Ruwen OGIEN

est philosophe, directeur de recherche au CNRS (Centre de recherche sens, éthique, société, université Paris-Descartes).

Retour à l'éthique ou panique morale ?

Des réactions disproportionnées, des peurs touchant aux fondements mêmes du « vivre ensemble » peuvent expliquer les débats actuels sur un retour à l'éthique et traduire une sorte d'effroi face aux demandes d'extension des libertés individuelles. Pourtant, un consensus sur une « éthique minimale » serait plus adapté à nos sociétés démocratiques, laïques et pluralistes.

On parle beaucoup d'un retour à l'éthique dans les débats publics, en l'opposant assez systématiquement à la morale, sans que la nécessité de distinguer ces deux notions ait été clairement établie 1. Ce retour à l'éthique exprime-t-il la volonté de prendre enfin le temps de réfléchir, sans préjugés, à nos normes, nos lois, nos façons de vivre ? Marque-t-il la fin des grandes idéologies politiques ? Je n'en suis pas persuadé. Il pourrait aussi témoigner d'une sorte d'effroi devant les revendications à l'extension des libertés individuelles, plus particulièrement dans le domaine de la sexualité, de la procréation, de l'organisation familiale, de la fin de vie, de la communication des idées politiques et des œuvres artistiques. L'appel quasi religieux aux « valeurs morales », la demande parfois hystérique de « repères moraux » et de « limites morales » 2 servent en effet souvent à justifier le rejet de ces revendications 3.

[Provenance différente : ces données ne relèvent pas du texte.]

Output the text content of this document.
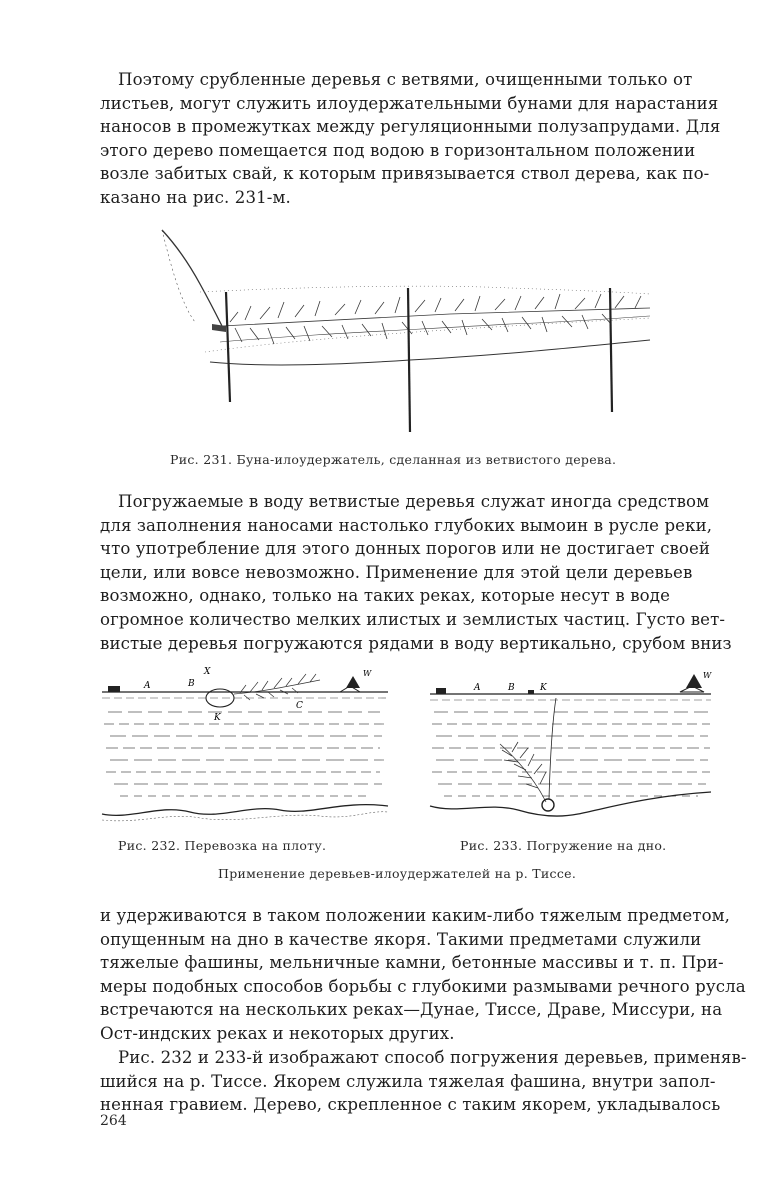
Поэтому срубленные деревья с ветвями, очищенными только от
листьев, могут служить илоудержательными бунами для нарастания
наносов в промежутках между регуляционными полузапрудами. Для
этого дерево помещается под водою в горизонтальном положении
возле забитых свай, к которым привязывается ствол дерева, как по-
казано на рис. 231-м.
Рис. 231. Буна-илоудержатель, сделанная из ветвистого дерева.
Погружаемые в воду ветвистые деревья служат иногда средством
для заполнения наносами настолько глубоких вымоин в русле реки,
что употребление для этого донных порогов или не достигает своей
цели, или вовсе невозможно. Применение для этой цели деревьев
возможно, однако, только на таких реках, которые несут в воде
огромное количество мелких илистых и землистых частиц. Густо вет-
вистые деревья погружаются рядами в воду вертикально, срубом вниз
A	B
C
K
X	W
A	B	K
W
Рис. 232. Перевозка на плоту.	Рис. 233. Погружение на дно.
Применение деревьев-илоудержателей на р. Тиссе.
и удерживаются в таком положении каким-либо тяжелым предметом,
опущенным на дно в качестве якоря. Такими предметами служили
тяжелые фашины, мельничные камни, бетонные массивы и т. п. При-
меры подобных способов борьбы с глубокими размывами речного русла
встречаются на нескольких реках—Дунае, Тиссе, Драве, Миссури, на
Ост-индских реках и некоторых других.
Рис. 232 и 233-й изображают способ погружения деревьев, применяв-
шийся на р. Тиссе. Якорем служила тяжелая фашина, внутри запол-
ненная гравием. Дерево, скрепленное с таким якорем, укладывалось
264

On entend dire que, si la liberté de choisir sa mort était donnée, si le droit de mettre son corps à la disposition d'autrui pour porter un bébé était accordé, si la liberté pour les homosexuels de fonder une famille était reconnue, si le clonage n'était pas universellement prohibé, si la liberté d'expression n'était pas étroitement surveillée et limitée, les conséquences pour l'humanité seraient absolument catastrophiques. Ce qui pourrait s'effondrer, selon ces nouveaux prophètes de malheur (qui ont peur de tout, sauf d'exagérer), ce sont les règles les plus élémentaires de la vie en commun, et les bases mêmes de notre identité en tant qu'humains 4.

Des raisonnements douteux

Il ne serait pas exagéré de parler de « panique morale » : « morale » parce que c'est une peur qui concerne les fondements du vivre ensemble et du rapport à soi-même et « panique » parce qu'elle est injustifiée. Il s'agit, en effet, de réactions disproportionnées reposant sur un ensemble de raisonnements douteux dont les trois principaux sont, me semble-t-il, les suivants.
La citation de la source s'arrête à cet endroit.